We then follow the indication for Lac Long which we reach without any problems in 30 minutes. 

This Lake is dominated by the imposing peak of the Brec. From here the trail is easy and very well marked. We walk across grassy meadows and funny marmots warning each other of our presence with their distinctive whistle. 

After another 30 minutes walk we glimpse the outline of the refuge and the beautiful basin of Lac Premier right next to it. We lose several meters of elevation to reach the hut, but our tired bodies look forward to sit in front of a nice hot cuppa. 

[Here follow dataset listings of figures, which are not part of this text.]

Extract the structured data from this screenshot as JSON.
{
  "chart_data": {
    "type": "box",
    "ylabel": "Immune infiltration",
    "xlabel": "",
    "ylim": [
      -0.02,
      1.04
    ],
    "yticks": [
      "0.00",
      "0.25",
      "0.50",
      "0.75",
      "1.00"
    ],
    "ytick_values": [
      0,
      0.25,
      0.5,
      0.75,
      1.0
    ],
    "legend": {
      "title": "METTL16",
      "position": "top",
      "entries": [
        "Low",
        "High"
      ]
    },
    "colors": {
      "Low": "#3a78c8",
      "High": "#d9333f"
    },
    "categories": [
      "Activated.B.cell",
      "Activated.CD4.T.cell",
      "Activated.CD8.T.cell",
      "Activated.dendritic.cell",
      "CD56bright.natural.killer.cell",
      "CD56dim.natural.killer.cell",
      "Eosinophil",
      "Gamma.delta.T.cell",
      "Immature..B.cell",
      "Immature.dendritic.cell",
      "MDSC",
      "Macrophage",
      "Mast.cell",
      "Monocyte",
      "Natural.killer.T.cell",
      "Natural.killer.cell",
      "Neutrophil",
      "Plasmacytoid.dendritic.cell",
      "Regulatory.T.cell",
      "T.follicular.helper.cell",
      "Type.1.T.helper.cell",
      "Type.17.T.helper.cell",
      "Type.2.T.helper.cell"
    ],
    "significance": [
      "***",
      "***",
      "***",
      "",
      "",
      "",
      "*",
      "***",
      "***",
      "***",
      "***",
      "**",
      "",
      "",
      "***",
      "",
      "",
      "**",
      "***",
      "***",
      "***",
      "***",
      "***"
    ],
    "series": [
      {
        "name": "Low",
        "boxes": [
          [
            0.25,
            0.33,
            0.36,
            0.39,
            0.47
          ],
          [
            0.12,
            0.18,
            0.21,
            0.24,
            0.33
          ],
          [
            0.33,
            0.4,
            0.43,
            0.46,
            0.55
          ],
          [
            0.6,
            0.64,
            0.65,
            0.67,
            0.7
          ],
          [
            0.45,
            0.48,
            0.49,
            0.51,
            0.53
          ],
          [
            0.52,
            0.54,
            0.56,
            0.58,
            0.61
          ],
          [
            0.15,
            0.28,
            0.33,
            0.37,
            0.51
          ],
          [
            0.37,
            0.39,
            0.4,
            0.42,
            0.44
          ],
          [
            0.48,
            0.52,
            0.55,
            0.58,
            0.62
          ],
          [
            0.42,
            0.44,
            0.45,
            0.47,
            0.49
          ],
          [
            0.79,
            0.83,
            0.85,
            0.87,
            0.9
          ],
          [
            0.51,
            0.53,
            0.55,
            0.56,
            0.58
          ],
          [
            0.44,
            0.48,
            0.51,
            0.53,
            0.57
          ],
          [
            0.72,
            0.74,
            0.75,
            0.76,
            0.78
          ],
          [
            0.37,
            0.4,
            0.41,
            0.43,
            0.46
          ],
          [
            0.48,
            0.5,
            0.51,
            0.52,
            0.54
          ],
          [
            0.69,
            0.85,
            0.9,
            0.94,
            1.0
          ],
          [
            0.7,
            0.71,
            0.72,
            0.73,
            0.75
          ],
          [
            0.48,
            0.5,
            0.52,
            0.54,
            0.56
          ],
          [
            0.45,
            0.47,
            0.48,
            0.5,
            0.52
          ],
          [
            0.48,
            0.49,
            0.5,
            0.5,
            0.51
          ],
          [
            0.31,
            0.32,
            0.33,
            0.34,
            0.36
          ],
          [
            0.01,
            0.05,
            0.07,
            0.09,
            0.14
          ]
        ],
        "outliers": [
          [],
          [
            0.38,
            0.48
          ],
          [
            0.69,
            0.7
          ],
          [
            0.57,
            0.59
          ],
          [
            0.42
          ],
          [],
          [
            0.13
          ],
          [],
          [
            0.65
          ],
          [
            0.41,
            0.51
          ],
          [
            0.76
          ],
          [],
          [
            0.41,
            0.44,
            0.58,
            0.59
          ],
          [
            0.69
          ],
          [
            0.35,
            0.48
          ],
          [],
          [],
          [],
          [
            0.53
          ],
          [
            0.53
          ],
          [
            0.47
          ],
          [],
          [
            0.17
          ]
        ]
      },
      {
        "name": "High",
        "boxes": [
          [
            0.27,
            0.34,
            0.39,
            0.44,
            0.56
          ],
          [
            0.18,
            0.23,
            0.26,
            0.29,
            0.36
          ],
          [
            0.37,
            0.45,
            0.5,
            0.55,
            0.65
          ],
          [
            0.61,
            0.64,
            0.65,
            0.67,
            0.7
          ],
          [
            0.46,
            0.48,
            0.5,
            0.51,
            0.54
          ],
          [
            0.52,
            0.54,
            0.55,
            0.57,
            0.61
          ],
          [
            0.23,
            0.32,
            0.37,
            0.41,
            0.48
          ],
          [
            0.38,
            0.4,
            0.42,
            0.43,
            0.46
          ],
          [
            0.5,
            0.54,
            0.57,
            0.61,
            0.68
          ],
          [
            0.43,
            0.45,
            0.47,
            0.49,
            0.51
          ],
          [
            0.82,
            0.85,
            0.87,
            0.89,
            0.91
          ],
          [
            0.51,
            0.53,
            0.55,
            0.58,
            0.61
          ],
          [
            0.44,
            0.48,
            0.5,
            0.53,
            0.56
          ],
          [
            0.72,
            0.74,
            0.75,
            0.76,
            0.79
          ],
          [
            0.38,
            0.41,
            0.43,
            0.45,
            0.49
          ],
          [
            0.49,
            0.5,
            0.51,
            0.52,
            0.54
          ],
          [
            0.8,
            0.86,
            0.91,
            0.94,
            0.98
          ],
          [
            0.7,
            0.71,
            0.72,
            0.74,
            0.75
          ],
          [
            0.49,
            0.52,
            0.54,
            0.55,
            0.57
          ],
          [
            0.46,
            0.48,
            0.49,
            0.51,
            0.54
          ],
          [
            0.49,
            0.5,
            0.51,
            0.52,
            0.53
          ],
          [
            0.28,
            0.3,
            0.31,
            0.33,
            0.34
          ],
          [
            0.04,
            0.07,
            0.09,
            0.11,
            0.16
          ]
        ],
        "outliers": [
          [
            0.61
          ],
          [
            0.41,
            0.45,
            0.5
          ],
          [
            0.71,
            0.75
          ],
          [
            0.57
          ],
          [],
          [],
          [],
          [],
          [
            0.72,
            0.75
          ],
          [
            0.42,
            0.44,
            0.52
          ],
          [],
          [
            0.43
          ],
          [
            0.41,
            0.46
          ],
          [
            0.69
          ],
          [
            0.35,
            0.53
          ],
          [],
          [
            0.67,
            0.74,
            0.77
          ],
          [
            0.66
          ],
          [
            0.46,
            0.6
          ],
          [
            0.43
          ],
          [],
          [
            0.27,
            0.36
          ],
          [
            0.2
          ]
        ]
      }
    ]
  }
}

The hut is very simple, comprised of two main rooms: the dining area and the dormitory. We drop our bags by a not-yet-claimed bunk bed and change into non-so smelly clothes. 

Typically on a day hike you want to be off the mountains before it gets dark, so we never get to see the sun setting on the peaks. Being up there is pretty special. After a brief exploration walk around the lake, we sit on top of a hill to fully enjoy the golden hour. 

We are up and on our way at the crack of dawn. The beauty surrounding us is striking even if the sun rays haven’t yet reached the valley. Maybe it is a good thing because our path starts again with a climb up to the Pas de la Couletta – 2752 m. We wave a final goodbye to the refuge and to the Brec’s peak – this is the closest we’d get to it in our walk – which we’ll leave behind to start a long descend in the Vallon des Aoupets.

The way down begins on boulders and we need to be careful not to lose the trail, but from here we manage to spot some antelopes and – of course – more marmots. 

As we find the well marked trail again we descend to the bottom of the valley without any troubles – we lose again 400 m elevation – and we get to a sign post which inform us that we are only 40 minutes away from the Col du Vallonet – first milestone of the day.

From the Vallon de Plate Lombarde starts the steep climb up to the Col di Nubiera (Col de Stroppia for the French) – 2865m – which will take us back on the Italian side. 

This feels like the steepest climb of all our walk – we have to regain 350m elevation in a very short distance. The last 80 meters are all on rocks and scree.

We are stopping here for lunch before descending the Italian slope, which is much less abrupt.

At this point we join part of the Blue-Red path Roberto Cavallero. We ignore the indication for Col de Sautron and we continue towards the Vallonasso di Stroppia.

We then close the ring around the Brec de Chambeyron rejoining our footsteps from the day before. The now familiar yellow-blue paint trail take us to the Refuge of Stroppia where we catch our breath before descending the last leg of the path. This part downhill is pretty sketchy – same as on the way up but more slippery on the way down – again on rocks and scree. 

It’s almost 4 pm and we get to Chiappera just on time for sunset.